Merck & Co. and Abbott Laboratories are among other drug companies with PARP inhibitors in development. The hope is to capitalize on a weakness in some tumors in which their ability to repair their own DNA is already compromised. Tumor and normal cells alike have redundant systems to handle the crucial task of DNA repair, enabling most cells to survive even if one such system is shut down. Hitting already compromised tumor cells with PARP, though, appears to push them over the edge and causes them to die, researchers said.

In other studies, researchers reported that a vaccine derived from a biopsy of a patient's own tumor, combined with an immune system stimulant, enabled patients with a cancer known as follicular non-Hodgkin's lymphoma to live about 44 months free of their disease compared to 30 months for patients given an immune-system stimulant but without the vaccine. Patients were only eligible for the vaccine if their disease was in remission after chemotherapy treatment.

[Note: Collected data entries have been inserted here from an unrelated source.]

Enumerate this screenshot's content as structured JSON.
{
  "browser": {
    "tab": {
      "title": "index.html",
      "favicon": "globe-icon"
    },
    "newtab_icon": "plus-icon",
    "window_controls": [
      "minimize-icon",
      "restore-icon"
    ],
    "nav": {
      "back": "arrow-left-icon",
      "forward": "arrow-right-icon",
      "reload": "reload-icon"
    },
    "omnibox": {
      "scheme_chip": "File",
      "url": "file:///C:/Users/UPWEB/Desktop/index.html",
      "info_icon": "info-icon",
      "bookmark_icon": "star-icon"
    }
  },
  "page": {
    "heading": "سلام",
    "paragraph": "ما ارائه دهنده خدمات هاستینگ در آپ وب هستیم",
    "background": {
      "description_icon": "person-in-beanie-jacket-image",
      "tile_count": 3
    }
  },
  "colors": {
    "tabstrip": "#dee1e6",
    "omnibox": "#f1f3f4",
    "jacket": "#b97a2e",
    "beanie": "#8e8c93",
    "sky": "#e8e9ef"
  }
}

Researchers said the findings are "a milestone" in the decades-long effort to harness the power of the body's immune system in the fight against cancer. "To know that you can use the immune system to treat cancer is progress," said Stephen J. Schuster of the University of Pennsylvania and lead author of the study. "This gives us confidence that we're on the right track." Biovest International Inc., Worcester, Mass., which licensed the vaccine technology from the National Cancer Institute, funded the eight-year study.

Still, a host of challenges, including how to incorporate growing scientific knowledge about immune system traits, need to be met before vaccines are likely to play an important role in cancer therapy, researchers said.